Film has been at the center of my life for as long as I can remember. I created films for fun, I created them for school projects. When I started doing it as a career, the films for fun became less and less. But every once in a while, a film would come along that I would do for fun. It could be for a charity, a friend getting married, or a music video. It was a way to create with less boundaries, creative freedom, and remember why I created films in the first place: for fun. I’ve been incredibly lucky to work on some amazing projects. Some of them have been more than I could have ever dreamt of as a young filmmaker. And those films have reached more people than I could have ever imagined. But as I look back to see if I had any fun along the way, the answer is a forced, “yes.” One of those forced answers where you almost feel guilty for saying it because you want it to be true but you are certain that it is not. Filmmaking became a way of surviving, not a way of expressing the way that I see the world.
I’ve been trying to think about ways that I can bring more fun into the work that I create. It might just be a perspective shift, it might be a process change, it may also just be that I need to create things just for myself, just for fun, in order to bring that spark back. Whenever I work on a project just for fun, it spills over into everything that I do. It is almost like pushing on the accelerator and everything just becomes more fun in my life. As my Grandpa would say, “Just keep the fun meter pegged.” And that philosophy around life and work I think is the secret. It isn’t that I hate filmmaking, it’s that I haven’t been having fun.
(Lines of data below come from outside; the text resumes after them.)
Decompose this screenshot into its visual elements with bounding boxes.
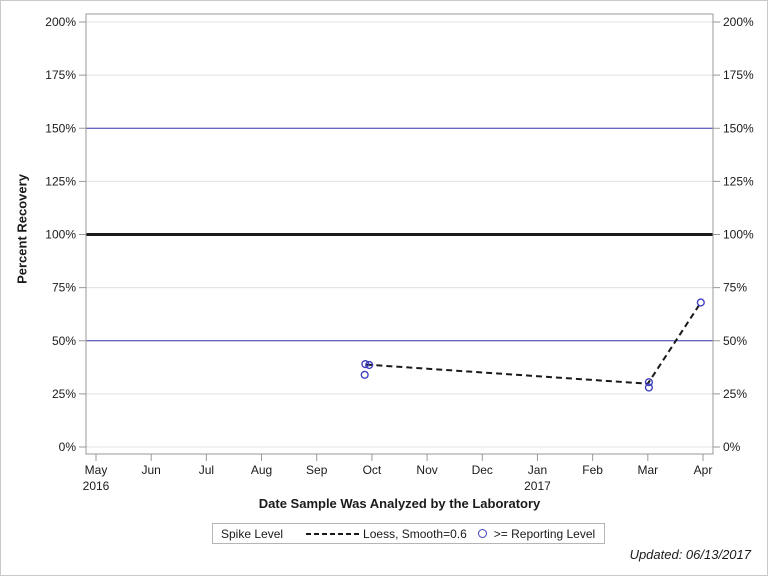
- x-tick-label: Mar: [637, 463, 658, 477]
- chart-canvas: 0% 0% 25% 25% 50% 50% 75% 75% 100% 100% 125% 125% 15…: [45, 13, 754, 493]
- y-tick-label-left: 125%: [45, 174, 76, 188]
- x-tick-label: Sep: [306, 463, 328, 477]
- percent-recovery-chart: 0% 0% 25% 25% 50% 50% 75% 75% 100% 100% 125% 125% 15…: [0, 0, 768, 576]
- y-tick-label-right: 75%: [723, 281, 747, 295]
- y-tick-label-right: 200%: [723, 15, 754, 29]
- marker-point: [696, 298, 705, 307]
- legend-label-marker: >= Reporting Level: [493, 526, 596, 541]
- x-tick-year: 2017: [524, 479, 551, 493]
- reporting-level-marker-icon: [477, 529, 487, 538]
- y-tick-label-left: 25%: [52, 387, 76, 401]
- y-tick-label-right: 100%: [723, 228, 754, 242]
- loess-dashed-line-icon: [306, 532, 360, 535]
- y-tick-label-left: 75%: [52, 281, 76, 295]
- x-tick-year: 2016: [83, 479, 110, 493]
- y-tick-label-right: 0%: [723, 440, 741, 454]
- y-tick-label-left: 50%: [52, 334, 76, 348]
- y-tick-label-left: 200%: [45, 15, 76, 29]
- legend: Spike Level Loess, Smooth=0.6 >= Reporti…: [212, 523, 606, 544]
- x-tick-label: Nov: [416, 463, 437, 477]
- loess-line: [366, 301, 702, 385]
- y-tick-label-right: 125%: [723, 174, 754, 188]
- y-tick-label-left: 0%: [59, 440, 77, 454]
- x-tick-label: Feb: [582, 463, 603, 477]
- x-tick-label: Jan: [528, 463, 547, 477]
- y-tick-label-left: 100%: [45, 228, 76, 242]
- y-tick-label-right: 150%: [723, 121, 754, 135]
- marker-point: [360, 370, 369, 379]
- x-tick-label: Jul: [199, 463, 214, 477]
- legend-title: Spike Level: [221, 526, 284, 541]
- x-tick-label: Jun: [142, 463, 161, 477]
- x-tick-label: Aug: [251, 463, 272, 477]
- x-tick-label: Dec: [472, 463, 493, 477]
- updated-footnote: Updated: 06/13/2017: [629, 547, 751, 562]
- y-axis-title: Percent Recovery: [14, 174, 30, 284]
- y-tick-label-left: 150%: [45, 121, 76, 135]
- y-tick-label-right: 25%: [723, 387, 747, 401]
- x-tick-label: Oct: [363, 463, 382, 477]
- x-tick-label: Apr: [694, 463, 713, 477]
- y-tick-label-right: 175%: [723, 68, 754, 82]
- legend-label-loess: Loess, Smooth=0.6: [363, 526, 467, 541]
- x-tick-label: May: [85, 463, 108, 477]
- y-tick-label-right: 50%: [723, 334, 747, 348]
- x-axis-title: Date Sample Was Analyzed by the Laborato…: [258, 496, 541, 511]
- y-tick-label-left: 175%: [45, 68, 76, 82]
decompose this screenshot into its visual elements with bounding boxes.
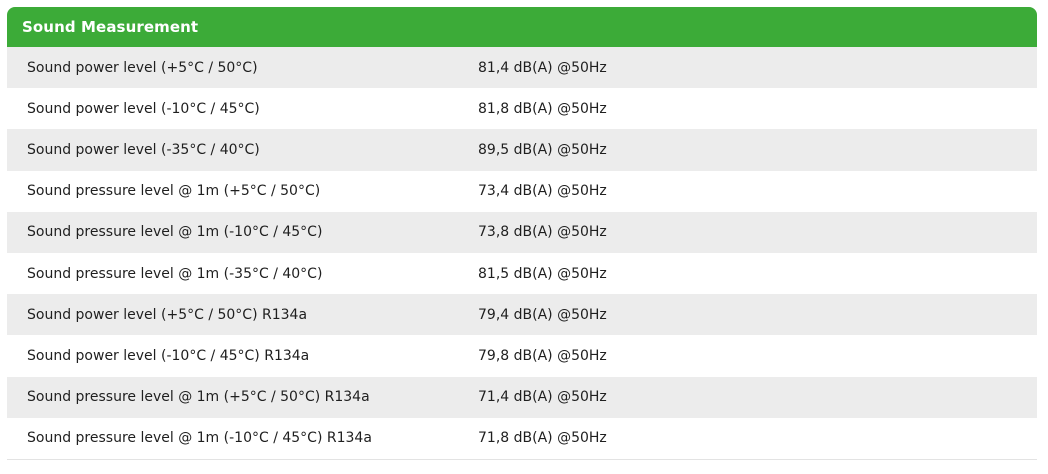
row-value: 79,4 dB(A) @50Hz — [478, 306, 607, 323]
table-row: Sound power level (+5°C / 50°C) R134a 79… — [7, 294, 1037, 336]
row-label: Sound pressure level @ 1m (+5°C / 50°C) — [27, 183, 321, 200]
table-body: Sound power level (+5°C / 50°C) 81,4 dB(… — [7, 47, 1037, 460]
row-value: 73,4 dB(A) @50Hz — [478, 183, 607, 200]
sound-measurement-table: Sound Measurement Sound power level (+5°… — [7, 7, 1037, 460]
row-label: Sound pressure level @ 1m (-10°C / 45°C)… — [27, 430, 372, 447]
table-title: Sound Measurement — [22, 18, 199, 36]
row-value: 79,8 dB(A) @50Hz — [478, 347, 607, 364]
row-value: 81,4 dB(A) @50Hz — [478, 59, 607, 76]
table-row: Sound power level (+5°C / 50°C) 81,4 dB(… — [7, 47, 1037, 89]
row-value: 71,4 dB(A) @50Hz — [478, 389, 607, 406]
table-row: Sound pressure level @ 1m (-10°C / 45°C)… — [7, 211, 1037, 253]
table-row: Sound power level (-10°C / 45°C) 81,8 dB… — [7, 88, 1037, 130]
row-value: 81,5 dB(A) @50Hz — [478, 265, 607, 282]
row-label: Sound power level (-35°C / 40°C) — [27, 141, 260, 158]
row-value: 89,5 dB(A) @50Hz — [478, 141, 607, 158]
row-value: 71,8 dB(A) @50Hz — [478, 430, 607, 447]
table-row: Sound pressure level @ 1m (+5°C / 50°C) … — [7, 170, 1037, 212]
table-row: Sound power level (-10°C / 45°C) R134a 7… — [7, 335, 1037, 377]
row-label: Sound power level (+5°C / 50°C) R134a — [27, 306, 308, 323]
table-row: Sound power level (-35°C / 40°C) 89,5 dB… — [7, 129, 1037, 171]
row-label: Sound power level (+5°C / 50°C) — [27, 59, 258, 76]
row-label: Sound pressure level @ 1m (+5°C / 50°C) … — [27, 389, 370, 406]
row-value: 73,8 dB(A) @50Hz — [478, 224, 607, 241]
row-label: Sound power level (-10°C / 45°C) — [27, 100, 260, 117]
table-row: Sound pressure level @ 1m (+5°C / 50°C) … — [7, 376, 1037, 418]
table-row: Sound pressure level @ 1m (-35°C / 40°C)… — [7, 252, 1037, 295]
row-label: Sound pressure level @ 1m (-35°C / 40°C) — [27, 265, 323, 282]
table-header: Sound Measurement — [7, 7, 1037, 47]
table-row: Sound pressure level @ 1m (-10°C / 45°C)… — [7, 417, 1037, 459]
row-value: 81,8 dB(A) @50Hz — [478, 100, 607, 117]
row-label: Sound pressure level @ 1m (-10°C / 45°C) — [27, 224, 323, 241]
row-label: Sound power level (-10°C / 45°C) R134a — [27, 347, 310, 364]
It isn’t that I hate building companies, it’s that I haven’t been having any fun. But fun, just as much as it is a practice, is also a mindset.
If I look back on what I wanted to do in life, I’m actually doing it. I would have called anybody a liar if they said that my career would be sharing stories of people and doing it in a way where I get to be right in the action. It literally is a dream come true. But that distraction of stress, anxiety, bills, growth, expectations, responsibilities, saving, home, retirement accounts, insurance, and all of the other little things that take away from that fun was allowed to overtake me because I didn’t intentionally set out to have fun. The lesson here is not to abandon responsibilities, but embrace that it is also a responsibility to have fun. True, childlike, free, happy, FUN. It could be for just an hour, it could be for an afternoon, or it could be an entire week (I’ll know what that feels like somebody). No matter what, it is important to prioritize it because your mental health will thank you, your creativity will thank you, the world will thank you.